What is TSET?
Created by voters in 2000, TSET is an endowment trust established with payments from the 1998 Master Settlement Agreement (MSA) between 46 states and the tobacco industry.
TSET works to reduce Oklahoma’s leading causes of preventable death – tobacco use and obesity – in order to prevent cancer and cardiovascular disease. TSET makes grants in prevention, research and emerging opportunities to improve the health of every Oklahoman.
Is TSET a state agency?
TSET is a state organization, however, it is self-sustaining as only the endowment’s investment earnings are used to fund grants and programs. TSET is not funded through tax dollars or an appropriation from the Legislature.
How is TSET funded?
Payments from the 1998 Master Settlement Agreement (MSA) between 46 states and the tobacco industry are received annually. Seventy-five percent of each payment is allocated to the TSET endowment for investment. The remaining 25% is available to the Legislature for appropriation. By statute, the legislature allocates a portion of its share of the payment to the Attorney General’s Office, which is responsible for ongoing enforcement and compliance with the MSA.
A constitutionally established Board of Investors, headed by the State Treasurer, invests the endowment funds, and certifies only the earnings for grants and programs funded by the TSET board of directors. This approach, often used for perpetual funding like scholarships, ensures that the money is protected from short-term fluctuation and is available for long-term use. See the current Board of Investors.
Who decides how the money is spent?
A seven-member Board of Directors directs the fund’s earnings toward various programs as part of a strategic plan. Members serve staggered terms of office and are appointed by seven key elected officials, the Governor, President Pro Tempore of the Senate, Speaker of the House of Representatives, Attorney General, State Treasurer, State Auditor and Inspector, and the State Superintendent of Public Instruction.
As established by the Constitutional amendment that created TSET, the Board is composed of members from each of the state’s congressional districts, with no more than two members coming from any one district. In addition, no more than four appointees may belong any one political party. See the current Board of Directors.
How can I apply for a grant?
Proposals are accepted year round for the TSET Healthy Schools and Healthy Communities incentive grant program. At various times, TSET solicits requests for proposals for specific grant programs. To learn more, or to get on the list to be informed about open solicitations, visit our Funding Opportunities page.
What are TSET funds spent on?
TSET funds support evidence-based and innovative programs that address tobacco use, physical activity and nutrition, research and emerging opportunities to improve health. View more information on TSET’s current grants here.
How much of the money is spent on health?
Nearly 90% of TSET’s budget is spent on grants and programs for public health. Administration – which includes employee salaries and operating costs – makes up only 3% of the agency’s budget. The remaining 7 percent funds evaluation, technical assistance, and training for grantees.

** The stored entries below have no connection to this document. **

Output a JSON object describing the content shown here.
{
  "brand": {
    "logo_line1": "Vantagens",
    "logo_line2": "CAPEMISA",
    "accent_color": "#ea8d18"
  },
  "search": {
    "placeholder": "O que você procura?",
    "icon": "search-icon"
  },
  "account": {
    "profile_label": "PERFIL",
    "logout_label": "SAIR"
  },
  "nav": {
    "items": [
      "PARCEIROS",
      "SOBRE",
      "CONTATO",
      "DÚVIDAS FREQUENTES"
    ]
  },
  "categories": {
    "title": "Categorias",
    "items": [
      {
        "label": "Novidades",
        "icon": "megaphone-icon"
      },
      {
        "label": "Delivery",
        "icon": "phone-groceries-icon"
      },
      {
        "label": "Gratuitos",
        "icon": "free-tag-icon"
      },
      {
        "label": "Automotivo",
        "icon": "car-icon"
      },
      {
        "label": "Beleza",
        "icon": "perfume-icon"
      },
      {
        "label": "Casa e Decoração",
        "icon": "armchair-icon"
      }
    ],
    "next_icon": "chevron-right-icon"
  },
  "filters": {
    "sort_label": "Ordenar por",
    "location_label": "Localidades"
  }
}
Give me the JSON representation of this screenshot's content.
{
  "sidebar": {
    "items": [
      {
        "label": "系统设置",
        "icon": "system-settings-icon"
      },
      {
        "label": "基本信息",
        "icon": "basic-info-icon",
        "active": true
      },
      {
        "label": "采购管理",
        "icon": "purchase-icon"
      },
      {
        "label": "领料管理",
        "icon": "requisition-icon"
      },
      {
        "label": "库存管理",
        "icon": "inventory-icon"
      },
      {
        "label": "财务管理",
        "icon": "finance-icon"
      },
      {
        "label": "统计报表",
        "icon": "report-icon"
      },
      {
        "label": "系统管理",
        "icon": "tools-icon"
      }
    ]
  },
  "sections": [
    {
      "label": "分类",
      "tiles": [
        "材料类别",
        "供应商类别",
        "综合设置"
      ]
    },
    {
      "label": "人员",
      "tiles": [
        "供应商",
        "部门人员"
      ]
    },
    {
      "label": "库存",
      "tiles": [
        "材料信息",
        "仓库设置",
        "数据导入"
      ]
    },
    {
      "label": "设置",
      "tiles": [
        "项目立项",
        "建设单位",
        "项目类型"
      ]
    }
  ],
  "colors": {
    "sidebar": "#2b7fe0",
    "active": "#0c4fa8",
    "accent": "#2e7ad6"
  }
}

Is what TSET is doing working?
TSET grants are having a positive impact on our state’s public health, despite the immense challenges we face. Youth smoking has been cut in half, and adult smoking is at an all-time low. Oklahomans from across the state have access to life-saving cancer treatments, and rural areas have greater access to health care thanks to multiple programs funded by TSET that work to bring physicians to medically underserved areas. TSET’s grants and programs reach every corner of the state and impact all Oklahomans.
TSET’s grantmaking strategy is evidence-based and proven to be successful through rigorous external evaluation. The public’s health remains an ongoing and long-term issue, but TSET continues to work toward a healthier state.
Who leads TSET?
TSET is currently led by an executive director, Tracey Strader. Strader has nearly 30 years experience in the design, implementation and evaluation of public health and tobacco control programs. As Strader reached retirement eligibility, TSET began the transition to a new leader for the trust.
The TSET Board of Directors hired a search firm to identify potential candidates for the new leadership position, which would reflect TSET’s growth in its title of Chief Executive Officer (CEO). Former Corporation Commissioner Patrice Douglas accepted the position, but chose to step back so the TSET Board could reassess the position.
The announced retirement of longtime executive director of TSET presented an opportunity for the Board of Directors to evaluate the duties and responsibilities of the top management position moving forward. As the endowment has grown, the management responsibilities have expanded. Our Board will carefully assess over the next several months, the requirements and qualifications of the position. As our Board looks ahead, they will seek a person who not only can capably handle the many management duties, but also shares a sincere desire to continue supporting efforts and organizations across the state that are on the frontline of helping Oklahomans become stronger by helping Oklahomans become healthier.
Why is TSET transitioning to a CEO?
Since its founding, TSET’s operating budget has grown from $500,000 to nearly $48 million dollars. When current Executive Director Tracey Strader announced her plans to retire, the TSET Board of Directors chose to reorganize the position to bring in a CEO who would provide additional skills to manage the organization during this period of growth.
What’s next for TSET’s leadership?
The TSET Board of Directors is currently reassessing the CEO position to ensure that it is fully aligned with TSET’s mission of building a better and healthier Oklahoma.